I feel differently today than in the past about many of the things I've seen technical people argue about. I've written about Tabs vs. Spaces and Singular vs. Plural, and others have debated commas before or after among other topics. While these might be interesting sidebars at lunch, I see them sometimes devolve into time sinks with teams revisiting the issues over and over during their daily work.
These types of religious wars stifle a lot of productivity and often can linger for years. However, in many cases what I see is debate across weeks or months and then time spent to shift the way that large groups of people work inside of a company. In the last few years, I've seen customers argue about which VCS to use, which new CI tool to choose, or even about which secret store to use for their database credentials. Often these debates happen when there is already a technology in use.

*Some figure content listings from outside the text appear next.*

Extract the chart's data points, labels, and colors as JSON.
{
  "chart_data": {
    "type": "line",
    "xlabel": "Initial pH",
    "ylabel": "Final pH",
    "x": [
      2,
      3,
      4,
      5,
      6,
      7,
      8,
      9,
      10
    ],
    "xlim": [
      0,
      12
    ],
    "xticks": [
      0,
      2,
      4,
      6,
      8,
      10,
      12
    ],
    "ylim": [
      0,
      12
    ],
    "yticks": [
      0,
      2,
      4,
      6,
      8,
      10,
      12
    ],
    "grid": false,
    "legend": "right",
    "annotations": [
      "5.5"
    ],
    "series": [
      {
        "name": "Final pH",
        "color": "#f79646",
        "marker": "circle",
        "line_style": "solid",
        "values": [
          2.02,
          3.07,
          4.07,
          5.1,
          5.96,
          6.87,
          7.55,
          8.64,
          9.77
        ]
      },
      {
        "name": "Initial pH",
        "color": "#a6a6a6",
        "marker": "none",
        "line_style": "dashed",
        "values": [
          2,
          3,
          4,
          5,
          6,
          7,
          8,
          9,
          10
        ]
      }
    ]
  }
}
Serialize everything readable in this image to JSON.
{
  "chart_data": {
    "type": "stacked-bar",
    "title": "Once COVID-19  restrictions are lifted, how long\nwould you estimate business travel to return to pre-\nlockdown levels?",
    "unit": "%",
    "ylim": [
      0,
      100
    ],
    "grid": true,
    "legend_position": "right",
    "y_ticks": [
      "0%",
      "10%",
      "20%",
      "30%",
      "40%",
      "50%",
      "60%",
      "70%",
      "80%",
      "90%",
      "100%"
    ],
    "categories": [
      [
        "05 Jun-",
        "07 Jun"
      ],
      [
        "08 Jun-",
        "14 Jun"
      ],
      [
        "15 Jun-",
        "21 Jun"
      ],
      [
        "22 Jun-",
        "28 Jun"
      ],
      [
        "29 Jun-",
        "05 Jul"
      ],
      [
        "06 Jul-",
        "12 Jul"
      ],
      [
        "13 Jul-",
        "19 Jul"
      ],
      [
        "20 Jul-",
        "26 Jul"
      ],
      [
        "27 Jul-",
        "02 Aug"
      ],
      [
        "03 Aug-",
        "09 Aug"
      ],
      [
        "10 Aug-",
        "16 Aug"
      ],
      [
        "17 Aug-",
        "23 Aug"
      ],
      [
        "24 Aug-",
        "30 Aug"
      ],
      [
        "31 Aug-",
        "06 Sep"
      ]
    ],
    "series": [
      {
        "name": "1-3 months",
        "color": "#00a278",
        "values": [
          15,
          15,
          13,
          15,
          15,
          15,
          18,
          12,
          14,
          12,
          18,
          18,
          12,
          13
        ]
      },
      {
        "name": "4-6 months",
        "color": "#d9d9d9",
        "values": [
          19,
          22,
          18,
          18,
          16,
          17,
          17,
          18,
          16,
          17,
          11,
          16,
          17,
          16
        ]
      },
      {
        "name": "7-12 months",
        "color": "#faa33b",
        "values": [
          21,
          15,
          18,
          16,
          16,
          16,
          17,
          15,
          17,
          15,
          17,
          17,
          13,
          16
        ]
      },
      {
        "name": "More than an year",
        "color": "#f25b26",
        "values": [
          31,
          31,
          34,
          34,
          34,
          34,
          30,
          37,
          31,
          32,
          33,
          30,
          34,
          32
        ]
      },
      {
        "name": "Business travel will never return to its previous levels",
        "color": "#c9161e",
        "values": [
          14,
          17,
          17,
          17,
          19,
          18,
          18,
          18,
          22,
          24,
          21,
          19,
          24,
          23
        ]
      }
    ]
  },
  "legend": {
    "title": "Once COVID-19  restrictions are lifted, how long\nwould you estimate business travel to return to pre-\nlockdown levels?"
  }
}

In most cases, the differences between many of these arguments are negligible. Lots of teams fall down on either side of a debate and find themselves very productive. Or not productive, but it often seems the difference is the staff, not the tool, platform, language, or style. Good people are productive no matter which way we choose to work.
My view is that for most of these items, we ought to have a (relatively) short meeting. Give each side a few days to prepare, but then one spokesperson for each side gets 5 minutes to present their case on why the group should adopt their idea. Once everyone has presented, we debate for a limited time, maybe 15-20 minutes, vote, and then move in that direction. Ultimately, we're trying to get software written (or deployed or managed or something) and not trying to decide the best way to format that code or choose a tool for CI/CD.
This teaches people to communicate and learn to present a rational, coherent, succinct idea, which is a valuable skill. This also teaches us to work as a team and learn to accept decisions that don't go our way. None of us wins 100% of the time in life, so make a good effort to lead others in your direction, but accept that they might choose a different path. In that case, learn to support the team in their efforts.
The caveat to all of this is that inside of an organization, we often want a standard, so if something is already heavily used, just adopt that pattern or technology.